When I finished the assignment of week 3, I wanted to look at some other code examples and how people used 3D U-Net on Decathlon Challenge to see how I can improve the model further. One of the key points that confused my mind is, people tend to use different loss/activation functions.
There are 4 classes in the dataset, therefore we need a multiclass loss function such as the one we used in the assignment (soft dice loss), and at the same time, we are trying to predict pixels which can be done using the logistic function. However, I saw that some people used binary cross entropy and softmax function in the last layer. What would that change?

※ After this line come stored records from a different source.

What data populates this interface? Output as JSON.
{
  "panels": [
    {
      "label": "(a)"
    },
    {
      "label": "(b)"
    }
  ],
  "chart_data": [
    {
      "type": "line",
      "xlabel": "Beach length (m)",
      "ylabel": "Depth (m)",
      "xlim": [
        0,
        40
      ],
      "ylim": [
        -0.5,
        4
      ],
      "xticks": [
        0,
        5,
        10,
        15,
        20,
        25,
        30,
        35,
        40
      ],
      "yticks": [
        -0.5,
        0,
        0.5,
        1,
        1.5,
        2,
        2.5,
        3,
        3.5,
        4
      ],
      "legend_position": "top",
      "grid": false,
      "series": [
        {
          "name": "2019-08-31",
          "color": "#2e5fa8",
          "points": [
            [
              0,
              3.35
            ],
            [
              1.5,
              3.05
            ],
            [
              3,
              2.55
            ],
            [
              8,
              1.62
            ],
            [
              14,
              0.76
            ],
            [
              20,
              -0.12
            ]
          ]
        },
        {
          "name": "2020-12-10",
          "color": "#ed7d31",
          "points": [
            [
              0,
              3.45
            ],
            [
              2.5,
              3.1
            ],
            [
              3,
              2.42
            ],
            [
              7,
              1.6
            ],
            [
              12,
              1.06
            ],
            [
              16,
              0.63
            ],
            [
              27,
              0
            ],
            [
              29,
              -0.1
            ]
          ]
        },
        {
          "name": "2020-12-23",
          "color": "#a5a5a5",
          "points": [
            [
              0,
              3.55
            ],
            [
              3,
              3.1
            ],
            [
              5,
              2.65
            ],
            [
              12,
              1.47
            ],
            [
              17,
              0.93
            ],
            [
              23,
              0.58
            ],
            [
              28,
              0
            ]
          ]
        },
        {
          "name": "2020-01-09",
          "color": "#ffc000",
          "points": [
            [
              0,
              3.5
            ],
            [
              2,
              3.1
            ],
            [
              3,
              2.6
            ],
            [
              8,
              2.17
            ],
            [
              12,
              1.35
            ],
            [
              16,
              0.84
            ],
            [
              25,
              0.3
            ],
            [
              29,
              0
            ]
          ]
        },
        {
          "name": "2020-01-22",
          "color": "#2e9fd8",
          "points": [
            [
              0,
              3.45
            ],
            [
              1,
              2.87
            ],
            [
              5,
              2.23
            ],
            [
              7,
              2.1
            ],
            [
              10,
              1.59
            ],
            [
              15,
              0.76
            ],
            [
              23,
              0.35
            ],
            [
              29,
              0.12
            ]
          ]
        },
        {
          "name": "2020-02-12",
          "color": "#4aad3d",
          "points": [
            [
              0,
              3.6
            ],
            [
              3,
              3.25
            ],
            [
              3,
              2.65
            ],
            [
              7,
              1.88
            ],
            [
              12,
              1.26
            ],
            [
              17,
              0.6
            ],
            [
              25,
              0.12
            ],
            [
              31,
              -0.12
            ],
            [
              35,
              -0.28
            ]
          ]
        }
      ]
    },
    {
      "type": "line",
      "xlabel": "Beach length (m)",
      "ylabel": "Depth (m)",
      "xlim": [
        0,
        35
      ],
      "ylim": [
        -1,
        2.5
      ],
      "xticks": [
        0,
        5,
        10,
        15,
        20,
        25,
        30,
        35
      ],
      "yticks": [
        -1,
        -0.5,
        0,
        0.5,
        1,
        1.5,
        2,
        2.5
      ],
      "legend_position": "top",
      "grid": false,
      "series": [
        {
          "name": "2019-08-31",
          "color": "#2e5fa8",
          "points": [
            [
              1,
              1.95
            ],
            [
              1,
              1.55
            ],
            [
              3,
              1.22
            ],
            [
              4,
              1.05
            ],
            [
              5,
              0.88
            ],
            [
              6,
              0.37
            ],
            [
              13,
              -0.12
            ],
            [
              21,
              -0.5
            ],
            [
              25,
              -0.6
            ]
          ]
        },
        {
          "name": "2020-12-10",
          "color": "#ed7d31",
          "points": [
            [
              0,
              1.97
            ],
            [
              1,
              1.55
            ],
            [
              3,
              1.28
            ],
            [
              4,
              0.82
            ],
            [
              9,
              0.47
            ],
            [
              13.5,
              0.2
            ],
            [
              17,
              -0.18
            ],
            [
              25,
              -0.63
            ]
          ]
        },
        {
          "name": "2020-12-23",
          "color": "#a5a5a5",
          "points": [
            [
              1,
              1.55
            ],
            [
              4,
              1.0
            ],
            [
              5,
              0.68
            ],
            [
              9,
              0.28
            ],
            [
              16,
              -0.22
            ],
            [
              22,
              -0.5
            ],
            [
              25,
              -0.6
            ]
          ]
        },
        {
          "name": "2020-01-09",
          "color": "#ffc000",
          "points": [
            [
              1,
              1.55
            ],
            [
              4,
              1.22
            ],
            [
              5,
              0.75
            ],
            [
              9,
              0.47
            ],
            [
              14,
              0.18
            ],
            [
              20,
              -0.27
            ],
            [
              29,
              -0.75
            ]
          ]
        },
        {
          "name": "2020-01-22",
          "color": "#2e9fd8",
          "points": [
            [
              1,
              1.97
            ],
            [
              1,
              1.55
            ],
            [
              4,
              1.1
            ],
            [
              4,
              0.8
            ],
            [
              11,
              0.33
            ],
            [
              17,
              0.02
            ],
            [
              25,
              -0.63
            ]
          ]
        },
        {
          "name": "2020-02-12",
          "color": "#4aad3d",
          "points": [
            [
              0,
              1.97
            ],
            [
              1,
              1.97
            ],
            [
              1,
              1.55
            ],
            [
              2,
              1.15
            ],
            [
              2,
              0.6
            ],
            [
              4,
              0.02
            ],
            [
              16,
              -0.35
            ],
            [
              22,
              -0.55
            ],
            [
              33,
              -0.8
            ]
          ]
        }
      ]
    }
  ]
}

My intuitive understanding is this, we are trying to predict the probabilities of pixels being 0 or 1 by using the logistic function in the last layer and producing a mask. Since we have 4 different classes, there are class-dependent differences in the masks therefore by using soft dice loss we are taking into account these differences and trying to find an optimal point where our logistic function produces the correct masks for each class. In this case, we can simply also use categorical cross entropy which would also take into account all the classes. Binary cross entropy, on the other hand, would not take into account the differences in the classes and try to find an optimal point as if all the instances are drawn from the same class (In practice, this I think would be a problem for a multiclass segmentation because the class which has the highest number of training instances would dominate the loss function). Lastly, my intuitive understanding of using softmax in the last layer is much more blurry, because as long as we take into account the differences in the classes by using multi-class loss functions (categorical cross entropy, soft dice loss, or other losses), our model just needs to output 0 or 1 (black or white points) to produce a mask. Softmax would be perhaps handy for producing different outputs for each class, however, I am not sure we need multi-outputs here.
Could anyone kindly correct me if there is something that I am missing in my intuition or provide further information? I think this concept can be complex for beginners and many people may need to ask this question at some time on their journey to learn segmentation.